Le traditionnel clivage entre «terrorisme» et «résistance»
L’ONU a rappelé sa «volonté d’éliminer la pauvreté et de promouvoir la croissance économique», mais l’engagement en faveur du développement des plus pauvres est renvoyé à la mise en œuvre des objectifs fixés lors des réunions précédentes, en particulier lors du sommet du Millénaire en 2000, et qui préconisent la réduction de moitié de l’extrême pauvreté dans le monde, d’ici à 2015.
La lutte contre le terrorisme est aussi une occasion ratée. Elle fait l’objet d’une belle unanimité sur le principe. Mais le texte ne dépasse le rejet rituel et butte sur la définition universelle du terrorisme, néanmoins condamné dans le document final «sous toutes ses formes et manifestations». Le traditionnel clivage entre «terrorisme» et «résistance» a resurgi et il n’a pas été possible de trouver un compromis entre «tuer des civils pour atteindre des buts politiques», formulation défendue par les pays occidentaux, et «légitimité de la lutte des peuples contre l’occupation et pour l’indépendance», expression soutenue par les pays arabes. La résolution du problème a été renvoyée à des négociateurs chargés de rédiger une Convention internationale sur le terrorisme, d’ici un an.
Le volet traitant de la sécurité internationale apparaît plus consistant, par contraste avec le reste du texte. Le document fait référence aux obligations et responsabilités de la communauté internationale dans la prévention des génocides et nettoyages ethniques. «Vous serez obligés d’agir si un autre Rwanda menace», a ainsi lancé Kofi Annan à l’assemblée. Selon l’ONG britannique Oxfam, citée par l’agence Reuters, «il y a eu deux sommets. L’accord historique visant à stopper des génocides futurs contraste fortement avec le manque de progrès dans la lutte contre la pauvreté».
Le secrétaire général fragilisé
Au terme de ces trois jours de débats au sommet, la satisfaction est dans le camp des tenants d’un immobilisme qui conforte le statu quo. Or, comme chaque pays a de bonnes raisons de souhaiter ardemment la progression d’au moins un des dossiers pendants, à l’issue de la réunion on compte davantage de mécontents que de satisfaits bien que, rôdés à l’exercice, la plupart des diplomates dissimulent mal leur «profonde déception» (Paul Martin, Premier ministre du Canada) tandis que d’autre laisse ouvertement éclater leur colère. Selon le ministre vénézuelien des Affaires étrangères, Ali Rodriguez, la procédure de rédaction du document final a été «anti-démocratique» en raison du fait qu’une trentaine de pays seulement ont participé à son élaboration. «Ceci a été le sommet de l’égoïsme, de l’arrogance et du mensonge», a également estimé son homologue cubain, Felipe Perez Roque.

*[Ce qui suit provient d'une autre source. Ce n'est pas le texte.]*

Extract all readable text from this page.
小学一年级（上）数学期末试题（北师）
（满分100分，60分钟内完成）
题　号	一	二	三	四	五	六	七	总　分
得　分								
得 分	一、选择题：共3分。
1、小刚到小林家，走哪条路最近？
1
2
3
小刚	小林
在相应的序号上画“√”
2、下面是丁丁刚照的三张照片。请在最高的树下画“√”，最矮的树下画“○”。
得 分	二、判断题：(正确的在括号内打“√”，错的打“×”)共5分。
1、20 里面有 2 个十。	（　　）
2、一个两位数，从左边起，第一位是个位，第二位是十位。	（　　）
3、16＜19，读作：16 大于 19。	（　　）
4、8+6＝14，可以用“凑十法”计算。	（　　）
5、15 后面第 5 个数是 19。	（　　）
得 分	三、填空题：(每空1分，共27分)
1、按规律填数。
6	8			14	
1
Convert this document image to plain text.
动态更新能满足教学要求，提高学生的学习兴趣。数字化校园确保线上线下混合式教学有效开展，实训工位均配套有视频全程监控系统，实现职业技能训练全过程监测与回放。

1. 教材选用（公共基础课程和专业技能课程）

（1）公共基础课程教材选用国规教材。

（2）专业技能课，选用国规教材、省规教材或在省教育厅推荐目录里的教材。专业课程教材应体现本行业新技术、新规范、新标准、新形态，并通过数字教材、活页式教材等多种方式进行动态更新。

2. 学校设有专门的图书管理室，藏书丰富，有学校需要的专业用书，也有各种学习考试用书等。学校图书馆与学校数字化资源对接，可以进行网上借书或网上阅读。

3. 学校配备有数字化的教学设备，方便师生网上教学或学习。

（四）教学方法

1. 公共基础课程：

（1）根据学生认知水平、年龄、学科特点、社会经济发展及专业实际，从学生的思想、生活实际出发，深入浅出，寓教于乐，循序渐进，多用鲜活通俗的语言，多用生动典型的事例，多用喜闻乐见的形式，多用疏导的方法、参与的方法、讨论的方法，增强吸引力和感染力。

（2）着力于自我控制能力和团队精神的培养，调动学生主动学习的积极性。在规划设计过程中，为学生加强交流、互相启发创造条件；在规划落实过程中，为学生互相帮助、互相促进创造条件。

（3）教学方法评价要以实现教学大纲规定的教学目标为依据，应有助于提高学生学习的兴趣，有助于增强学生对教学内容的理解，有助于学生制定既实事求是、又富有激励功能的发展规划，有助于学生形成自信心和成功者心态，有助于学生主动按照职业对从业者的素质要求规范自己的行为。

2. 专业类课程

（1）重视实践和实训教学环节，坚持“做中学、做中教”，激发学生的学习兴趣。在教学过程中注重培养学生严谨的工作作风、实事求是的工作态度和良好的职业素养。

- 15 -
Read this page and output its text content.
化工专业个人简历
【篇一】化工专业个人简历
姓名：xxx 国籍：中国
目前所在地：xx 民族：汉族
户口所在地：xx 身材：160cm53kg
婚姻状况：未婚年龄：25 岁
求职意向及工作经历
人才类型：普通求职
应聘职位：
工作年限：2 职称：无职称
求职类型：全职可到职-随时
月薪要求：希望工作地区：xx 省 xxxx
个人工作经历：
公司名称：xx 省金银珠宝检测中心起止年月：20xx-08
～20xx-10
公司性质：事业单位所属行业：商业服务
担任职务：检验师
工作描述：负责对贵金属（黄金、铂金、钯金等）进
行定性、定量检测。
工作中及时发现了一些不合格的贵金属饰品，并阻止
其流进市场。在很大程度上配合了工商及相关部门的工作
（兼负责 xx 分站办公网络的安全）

Cet échec de la communauté internationale à réformer sa plus haute instance de règlement des conflits est également un revers pour son secrétaire général, déjà fragilisé par les attaques des néo-conservateurs américains dont il est la cible et les «affaires» qui ont éclaboussé son entourage, et notamment son fils dans le dossier «Pétrole contre nourriture». Son second mandat s’achève fin 2006 et, même s’il affirme son intention de mener à bien la réforme de l’organisation d’ici là, beaucoup estime que l’élan est brisé et semble douter de sa capacité à poursuivre son œuvre rénovatrice. La fin de son mandat pourrait ainsi être réduite à un simple rôle de gestionnaire, spectateur des grandes manœuvres internationales sur sa succession qui ne manqueront d’alimenter la chronique new-yorkaise de ces prochains mois.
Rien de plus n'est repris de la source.